Fading away, part II
Fading away, part II
I wrote a bit ago about my 89-year-old mother who was fading away. Not in the physical sense, but in a sort of family sense. As her short-term memory weakened and my brothers, my sister and I found ourselves repeating stories, somehow her role as matriarch faded. She was, of course, just as loved, but now instead of being the one who you most wanted to tell your story to, she was more of an observer, sitting off to the side.
Well, that was a few months ago back before I realized that fading away is a several part process, and that there was a stage two. This is the stage where, despite the fact that you can hear perfectly well, and that your mind is still right there with you, people begin to talk as if you're not in the room.
A week ago she fell and broke her hip. Classic little old lady thing. When my sister, who lives in the same town with her, called to tell me about it, she used a tone in her voice that is somehow universal - it's the one that says ‘oh, she's fine' but means ‘this is the beginning of the end'.
I went to visit her in the hospital, then a couple of days ago, in what is called the University Retirement Center Care Center - another name for a place where ‘we're going to separate you from everything you've known and loved and see if bad food, and smiley faces will cure you.' Now, I'm all for smiley faces, and these were very smiley. All well intentioned, caring, fussing, and for the most part professional.

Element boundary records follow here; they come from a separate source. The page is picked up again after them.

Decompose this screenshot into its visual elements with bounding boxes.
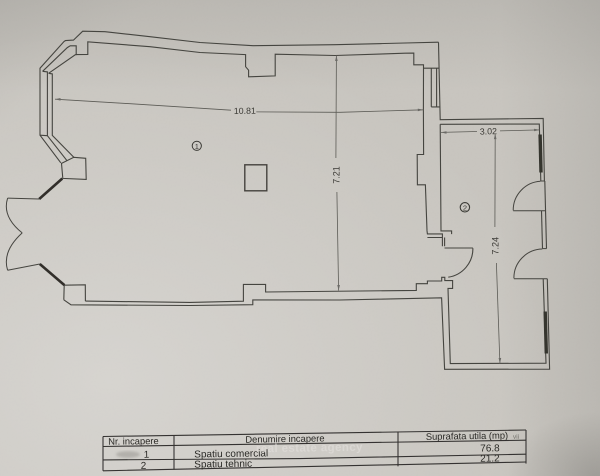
- svg-text:1: 1: [195, 142, 199, 151]
- svg-text:2: 2: [141, 461, 147, 472]
- svg-text:real estate agency: real estate agency: [256, 442, 363, 456]
- svg-text:Suprafata utila (mp): Suprafata utila (mp): [426, 430, 509, 442]
- svg-text:Nr. incapere: Nr. incapere: [108, 435, 159, 447]
- svg-text:10.81: 10.81: [234, 106, 256, 116]
- svg-text:7.24: 7.24: [490, 237, 500, 255]
- svg-text:vii: vii: [513, 434, 519, 441]
- svg-text:Spatiu tehnic: Spatiu tehnic: [194, 459, 252, 471]
- svg-text:3.02: 3.02: [480, 126, 497, 136]
- svg-text:1: 1: [144, 450, 150, 461]
- svg-text:21.2: 21.2: [480, 453, 500, 464]
- svg-text:7.21: 7.21: [332, 166, 342, 184]
- svg-text:2: 2: [463, 204, 467, 213]
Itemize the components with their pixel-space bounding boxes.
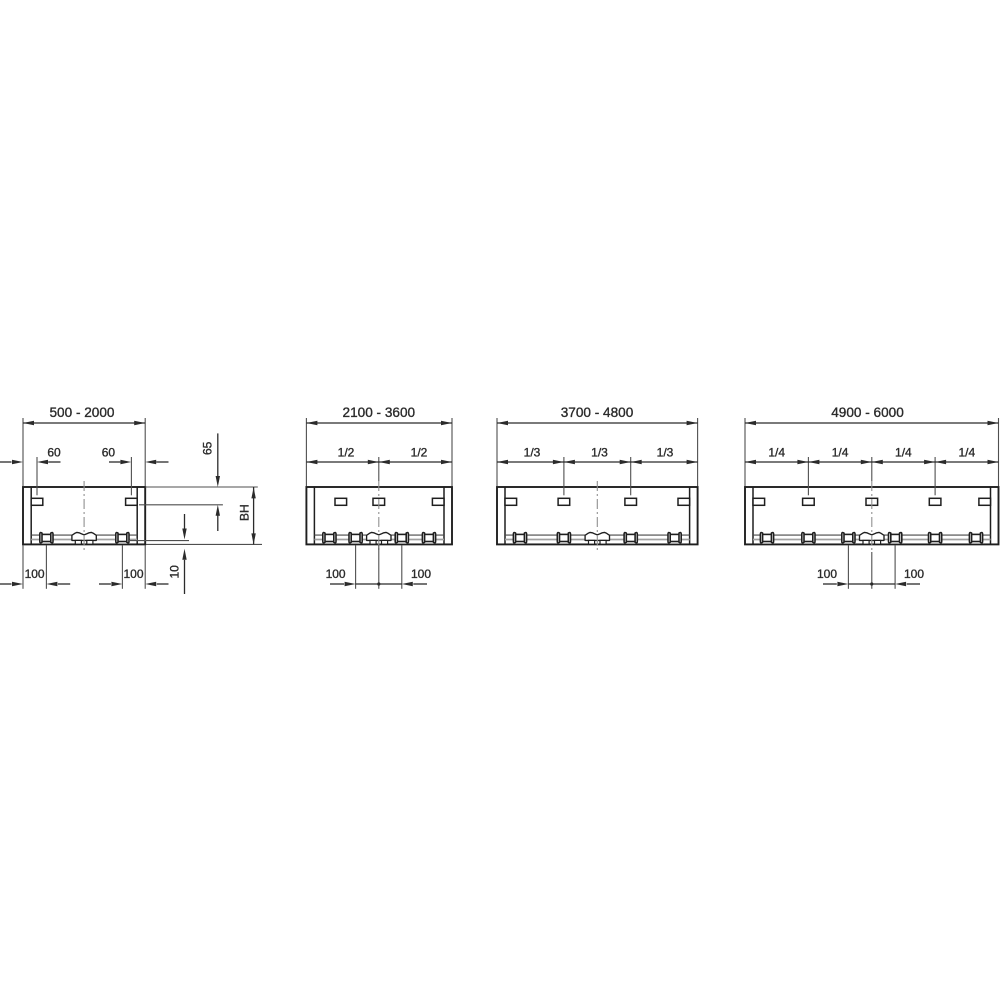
svg-text:100: 100 [904,567,924,581]
svg-text:10: 10 [167,565,181,579]
svg-text:60: 60 [47,446,61,460]
svg-text:1/4: 1/4 [768,446,785,460]
svg-text:BH: BH [237,504,251,521]
svg-text:100: 100 [123,567,143,581]
svg-text:1/3: 1/3 [524,446,541,460]
svg-text:1/3: 1/3 [591,446,608,460]
svg-text:1/2: 1/2 [338,446,355,460]
svg-text:60: 60 [102,446,116,460]
svg-text:1/4: 1/4 [832,446,849,460]
svg-text:100: 100 [25,567,45,581]
svg-text:1/4: 1/4 [895,446,912,460]
svg-text:100: 100 [817,567,837,581]
svg-text:65: 65 [201,441,215,455]
svg-text:100: 100 [326,567,346,581]
svg-text:4900 - 6000: 4900 - 6000 [831,405,904,420]
svg-text:100: 100 [411,567,431,581]
svg-text:3700 - 4800: 3700 - 4800 [561,405,634,420]
svg-text:500 - 2000: 500 - 2000 [49,405,114,420]
svg-text:1/4: 1/4 [958,446,975,460]
svg-text:1/3: 1/3 [657,446,674,460]
svg-text:2100 - 3600: 2100 - 3600 [343,405,416,420]
svg-text:1/2: 1/2 [411,446,428,460]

They were also completely oblivious to who my mother was or the condition she was in.
And, that's the strange part. Picture this. I'm standing at the foot of my mother's bed talking to the doctor. She's busy chewing one bite of ‘New England Beef Stroganoff' that I've cut for her. Now, I'm from New England, and what she was eating had no relationship to the place, and based on how long it took her to chew it, no relationship to beef. But, she was good naturedly working away at it.

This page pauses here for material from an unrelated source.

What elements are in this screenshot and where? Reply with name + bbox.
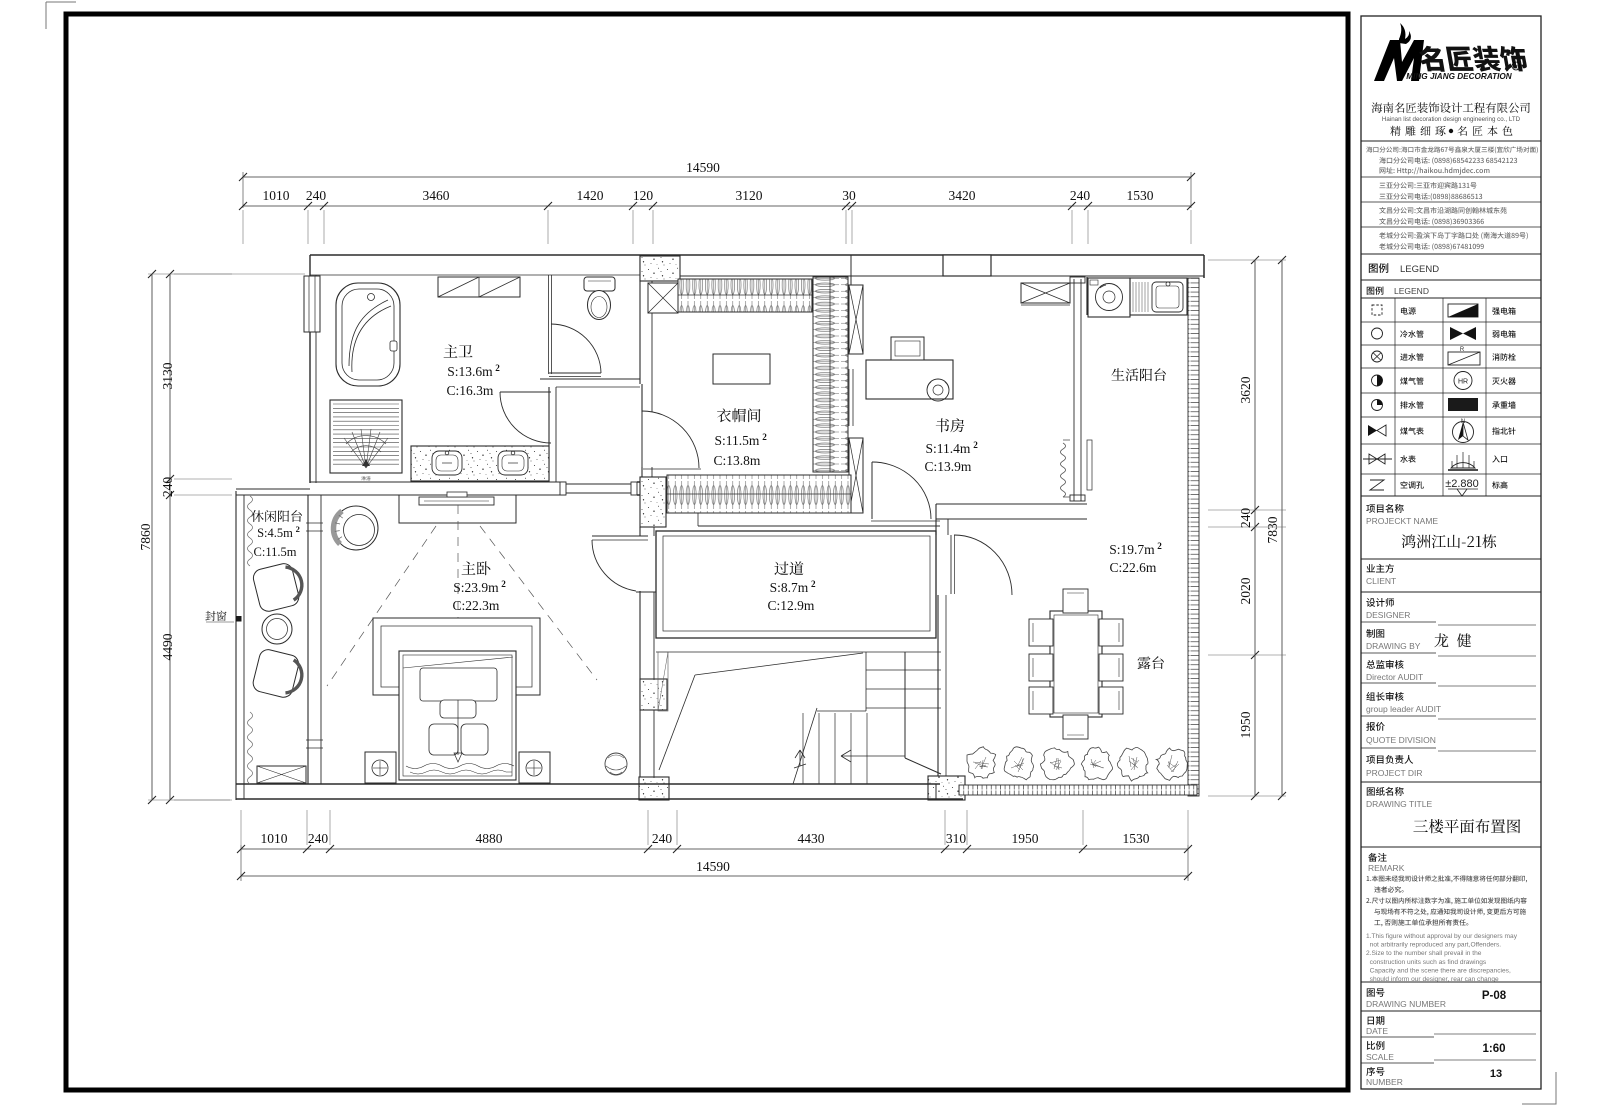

But the thing was, the doctor was talking to me as though she wasn't there. He had performed her hip surgery just a few days earlier and had spoken to her on a number of occasions. But, now when he spoke, he would always bend down close to her, raise his voice, and speak slowly, as though she were deaf and a little slow. He'd then stand, turn to me and tell me about her condition, as though she wasn't there and wouldn't care.
I don't know where this comes from, but it happened a lot. That day, a parade of nurses, and caregivers would come in one at a time, introduce themselves and their specialty (diet, occupational therapy, physical therapy etc.) and proceed to do the same thing. They'd poke, jostle or ask questions for some form or other, then turn to me and report, ignoring my mother.
To her credit, my mother put up with it all with patience and grace. When they overdosed her with painkillers and she began to see imaginary spiders in webs of sparkling threads, it amused her...she'd smile and describe them to us. When they'd wake her up to give her sleeping pills, she'd smile and say thank you.
When a rosy cheeked, young, bouncy, activities director came in and asked what kind of activities my mother would like to do today, my mother smiled and listened. My mother couldn't even get out of bed by herself, nor could she stand or even sit in a wheelchair, but she let ‘Nancy' go on about dancing, exercise classes, and yoga. When she came to the end of the list, and looked up expectantly, my mom said ‘How about some Gin, and I don't mean the card game'.